I do not believe the brain abnormalities found in post mortem autism studies are necessarily present in regressive autism.  In fact I believe that science has got a distorted view from the post mortem studies, since they are by definition hugely skewed towards severe classic autism, with seizures and indeed MR.  Think where they get the samples from.  

All this does matter; the current scientific belief, based on post-mortem brain samples, is that the autistic brain is damaged prior to birth.  As a result any kind of therapy is based on optimizing the function of a fundamentally damaged brain and hoping to take advantage of the plasticity of the young brain.

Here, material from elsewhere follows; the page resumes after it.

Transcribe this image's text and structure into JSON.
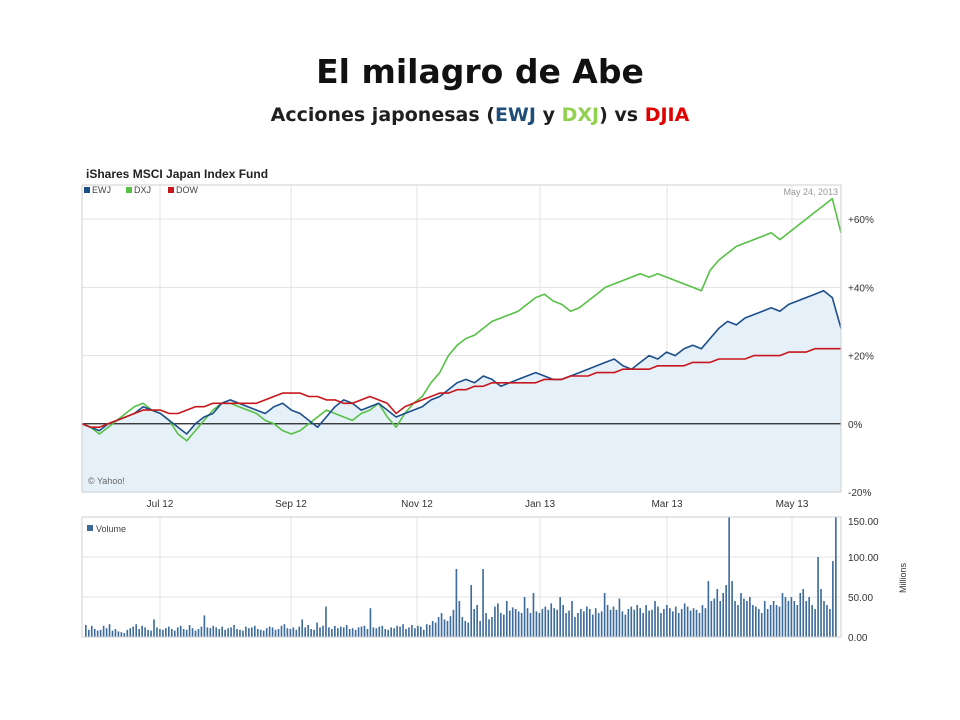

If the brain has developed normally to the age of 3 years old, it has already substantially completed its development.  If thereafter things go wrong, it cannot be because of the kind of malformations found in the post-mortem samples.  So there is a much higher chance of being able to reverse those changes.  Just as in PANDAS and PANS, a perfectly developed brain can, in certain circumstances, produce odd autistic-like behaviours.  PANDAS and PANS are treatable and autistic-like behaviours can be reversed.

So serious thought should be given to treating people with double-tap autism.  It should be treatable and it should be possible to revert to the state the child was in, prior to the second tap.

Possible Treatment

I would think that the immunomodulatory therapy that I have been talking about in recent posts would be a good place to start.  Somebody like Dr Swedo, the PANDAS lady, would be needed to do some experiments.  Therapies for PANDAS already include:-

·        Steroids
·        IVIG
·       Plasmapheresis

and, if all that is claimed about it was really true:-

·        Gc-MAF (Gc protein-derived macrophage activating factor)

Another possibility is that the virus is just a trigger for a genetic or epigenetic process.  If it is an inherited genetic anomaly, it was always present, like the gene that often leads to breast cancer, it is like a ticking time bomb; it may or may not explode in your lifetime.  If it is epigenetic then the process is like a bookmark, rather than a genetic defect, that turns on something that should be off, or vice versa.  Regardless of genetic or epigenetic, once you know what gene is affected, you may be able to figure out a way to counter it.  Just like in my PolyPill research, I read that it was already known in autism there may be a defect in the CACNA1C gene. The CACNA1C gene produces the calcium channel Cav1.2.  So I just needed to look at this Cav1.2 channel and figure out how to modify its behavior, just in case it was linked to my son’s particular type of autism.  This only took a few hours to figure out; it took longer to test it and even longer to write about it.

It is quite likely that many of the people with double-tap autism have the same underlying dysfunctions, and so what helps one could help many.  This was also the case with PANDAS/PANS.

I hope somebody, vaguely scientific, eventually does try and help people with this kind of autism.  It should be less difficult than classic autism, which turns out to be treatable after all.  But don’t hold your breath and, as I tell my older son, if a job is worth doing, best do it yourself.  That is unless you have Dr Swedo on your case.